Headline.co.id, Setelah Dua Bulan Mengalami Bencana Banjir Dan Tanah Longsor ~ sebanyak 91.663 orang dari 24.280 kepala keluarga di Aceh masih berada di tempat pengungsian. Data ini diperoleh dari Posko Tanggap Darurat Bencana Aceh, menunjukkan bahwa pemulihan di Aceh masih jauh dari selesai, dengan banyak warga yang masih harus bertahan di tenda pengungsian.
Dekan Fakultas Psikologi Universitas Gadjah Mada (UGM), Rahmat Hidayat, S.Psi., M.Sc., Ph.D., mengungkapkan bahwa ada tiga masalah psikologis utama yang dihadapi para korban bencana. Pertama, trauma akibat langsung dari peristiwa banjir dan longsor. Kedua, kehilangan yang meliputi keluarga, teman, harta benda, dan harapan masa depan. Ketiga, tantangan dalam beradaptasi dengan kondisi kehidupan baru di pengungsian. “Penyesuaian pasca bencana dilihat dari sejauh mana pengembalian fungsi normal, sejauh itu pula kondisi psikologis mereka dapat dipulihkan,” ujarnya pada Jumat (30/1).

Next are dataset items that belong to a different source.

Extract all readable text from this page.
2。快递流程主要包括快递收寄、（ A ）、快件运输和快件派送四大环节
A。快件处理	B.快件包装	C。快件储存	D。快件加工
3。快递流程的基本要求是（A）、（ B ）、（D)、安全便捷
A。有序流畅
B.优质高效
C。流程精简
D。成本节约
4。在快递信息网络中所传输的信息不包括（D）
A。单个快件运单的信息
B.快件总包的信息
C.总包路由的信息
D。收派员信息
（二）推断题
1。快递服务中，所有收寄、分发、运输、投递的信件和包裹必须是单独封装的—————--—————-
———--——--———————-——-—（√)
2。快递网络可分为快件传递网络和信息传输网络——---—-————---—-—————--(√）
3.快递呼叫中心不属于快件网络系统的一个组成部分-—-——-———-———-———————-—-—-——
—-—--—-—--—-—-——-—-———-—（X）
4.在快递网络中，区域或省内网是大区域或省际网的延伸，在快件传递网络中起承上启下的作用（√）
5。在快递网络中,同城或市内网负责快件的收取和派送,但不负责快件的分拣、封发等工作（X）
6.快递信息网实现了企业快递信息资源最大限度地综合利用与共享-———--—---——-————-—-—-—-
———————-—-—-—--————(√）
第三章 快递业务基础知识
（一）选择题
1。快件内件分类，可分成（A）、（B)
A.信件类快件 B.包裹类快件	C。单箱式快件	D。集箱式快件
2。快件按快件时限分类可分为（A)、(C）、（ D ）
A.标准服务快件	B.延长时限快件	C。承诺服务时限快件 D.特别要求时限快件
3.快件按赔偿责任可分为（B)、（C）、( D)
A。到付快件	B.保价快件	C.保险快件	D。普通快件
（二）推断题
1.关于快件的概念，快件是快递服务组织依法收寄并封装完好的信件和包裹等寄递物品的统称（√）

Rahmat menekankan pentingnya kondisi di tempat pengungsian dalam mempengaruhi psikologis para pengungsi. Lingkungan yang memiliki jejaring sosial kuat dan dukungan antar pengungsi dapat memberikan dampak positif. Aktivitas yang dilakukan pengungsi juga berkontribusi terhadap kondisi psikologis mereka. “Lingkungan baik yaitu lingkungan yang memberikan kenyamanan dan keamanan secara fisik serta dapat memulihkan fungsi sosial pengungsi,” katanya.
Menurut Rahmat, rasa aman adalah kunci pemulihan psikologis pengungsi. Ancaman bencana susulan dapat mempengaruhi psikologis mereka secara signifikan. Kehadiran relawan sangat penting untuk memberikan ketenangan dan memastikan mereka tidak merasa ditinggalkan oleh pemerintah. “Yang paling penting memastikan masyarakat tidak merasa ditinggalkan, tidak merasa mereka tidak mendapatkan perhatian yang memadai dari pemerintah,” ucapnya.

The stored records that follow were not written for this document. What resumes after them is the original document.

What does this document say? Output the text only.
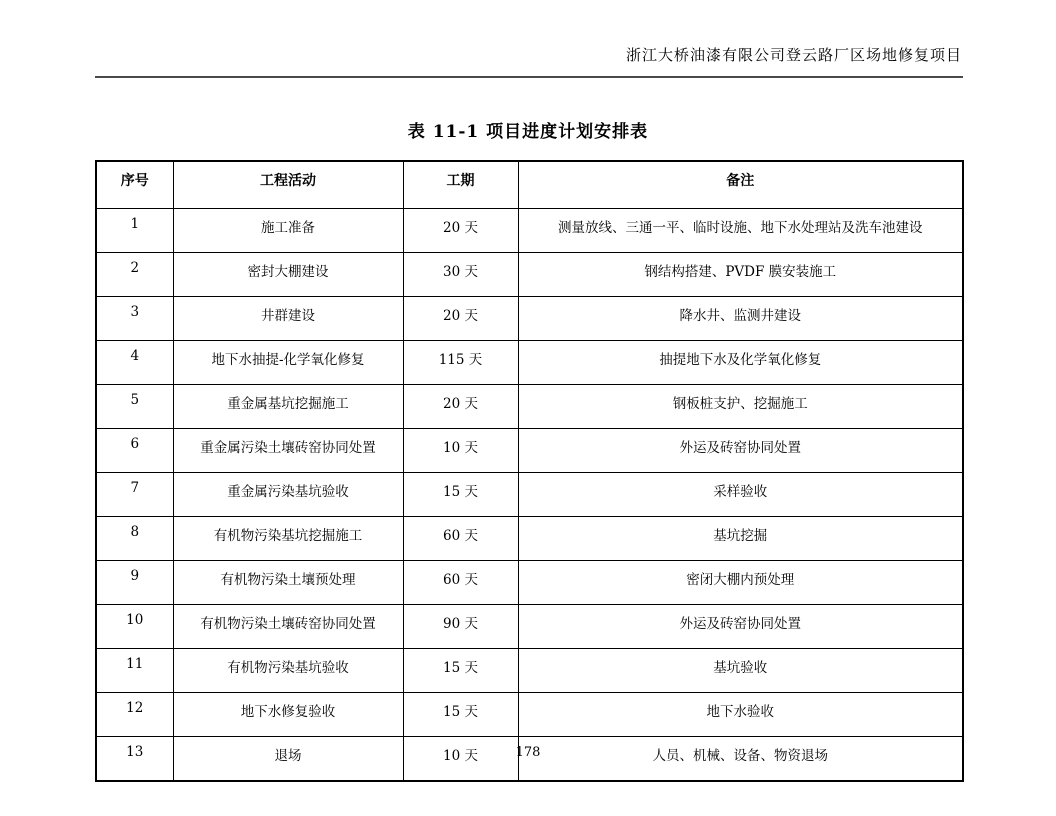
浙江大桥油漆有限公司登云路厂区场地修复项目
表 11-1 项目进度计划安排表
序号	工程活动	工期	备注
1	施工准备	20 天	测量放线、三通一平、临时设施、地下水处理站及洗车池建设
2	密封大棚建设	30 天	钢结构搭建、PVDF 膜安装施工
3	井群建设	20 天	降水井、监测井建设
4	地下水抽提-化学氧化修复	115 天	抽提地下水及化学氧化修复
5	重金属基坑挖掘施工	20 天	钢板桩支护、挖掘施工
6	重金属污染土壤砖窑协同处置	10 天	外运及砖窑协同处置
7	重金属污染基坑验收	15 天	采样验收
8	有机物污染基坑挖掘施工	60 天	基坑挖掘
9	有机物污染土壤预处理	60 天	密闭大棚内预处理
10	有机物污染土壤砖窑协同处置	90 天	外运及砖窑协同处置
11	有机物污染基坑验收	15 天	基坑验收
12	地下水修复验收	15 天	地下水验收
13	退场	10 天	人员、机械、设备、物资退场
178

Rahmat juga menyebutkan bahwa UGM berkontribusi dalam pemulihan psikologis pengungsi dengan bekerja sama dengan jejaring Perguruan Tinggi dan Lembaga Swadaya Masyarakat (LSM) setempat. Bantuan yang diberikan berupa pelatihan psychological first aid dan dukungan jarak jauh yang berkelanjutan. “Kita tetap hadir membersamai mereka melalui masa-masa yang sulit ini secara langsung ataupun tidak langsung melalui dukungan terhadap mitra-mitra setempat yang memiliki akses langsung,” katanya.

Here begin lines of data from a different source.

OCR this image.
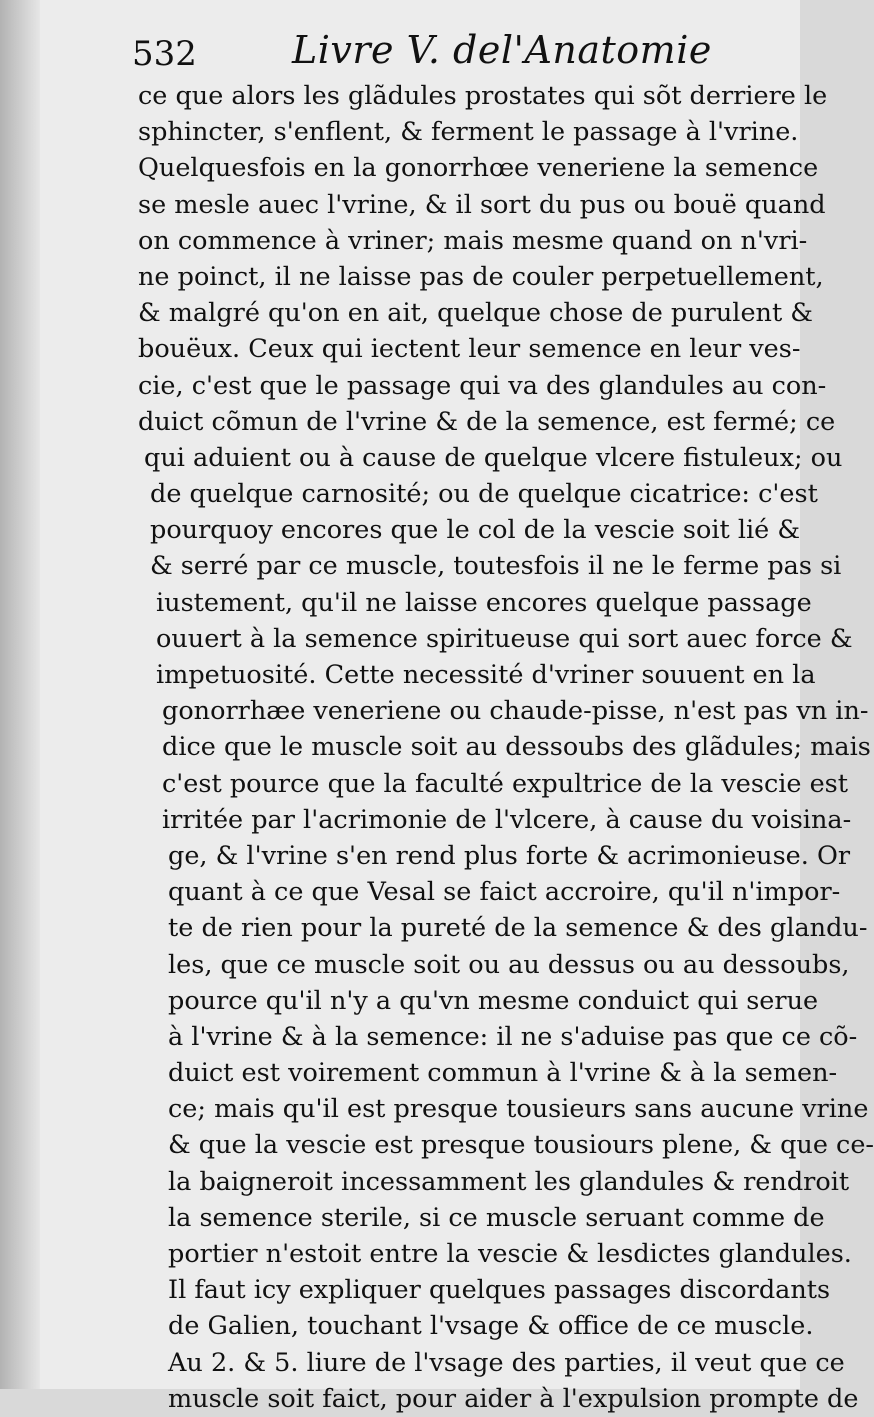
532	Livre V. del'Anatomie
ce que alors les glãdules prostates qui sõt derriere le
sphincter, s'enflent, & ferment le passage à l'vrine.
Quelquesfois en la gonorrhœe veneriene la semence
se mesle auec l'vrine, & il sort du pus ou bouë quand
on commence à vriner; mais mesme quand on n'vri-
ne poinct, il ne laisse pas de couler perpetuellement,
& malgré qu'on en ait, quelque chose de purulent &
bouëux. Ceux qui iectent leur semence en leur ves-
cie, c'est que le passage qui va des glandules au con-
duict cõmun de l'vrine & de la semence, est fermé; ce
qui aduient ou à cause de quelque vlcere fistuleux; ou
de quelque carnosité; ou de quelque cicatrice: c'est
pourquoy encores que le col de la vescie soit lié &
& serré par ce muscle, toutesfois il ne le ferme pas si
iustement, qu'il ne laisse encores quelque passage
ouuert à la semence spiritueuse qui sort auec force &
impetuosité. Cette necessité d'vriner souuent en la
gonorrhæe veneriene ou chaude-pisse, n'est pas vn in-
dice que le muscle soit au dessoubs des glãdules; mais
c'est pource que la faculté expultrice de la vescie est
irritée par l'acrimonie de l'vlcere, à cause du voisina-
ge, & l'vrine s'en rend plus forte & acrimonieuse. Or
quant à ce que Vesal se faict accroire, qu'il n'impor-
te de rien pour la pureté de la semence & des glandu-
les, que ce muscle soit ou au dessus ou au dessoubs,
pource qu'il n'y a qu'vn mesme conduict qui serue
à l'vrine & à la semence: il ne s'aduise pas que ce cõ-
duict est voirement commun à l'vrine & à la semen-
ce; mais qu'il est presque tousieurs sans aucune vrine
& que la vescie est presque tousiours plene, & que ce-
la baigneroit incessamment les glandules & rendroit
la semence sterile, si ce muscle seruant comme de
portier n'estoit entre la vescie & lesdictes glandules.
Il faut icy expliquer quelques passages discordants
de Galien, touchant l'vsage & office de ce muscle.
Au 2. & 5. liure de l'vsage des parties, il veut que ce
muscle soit faict, pour aider à l'expulsion prompte de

Ia menambahkan bahwa penanganan bencana ini memerlukan proses jangka panjang. Pemerintah perlu hadir untuk memberikan ketenangan kepada masyarakat, memastikan mereka tidak hanya menjadi objek politik. Pemerintah harus memberikan perlindungan dan jaminan rasa aman di masa depan. “Bantuan yang hadir tidak hanya dalam bentuk ketercukupan secara fisik tetapi juga kehadiran dalam arti didampingi, ditemani menjadi sesuatu yang perlu kita perhatikan,” harapnya.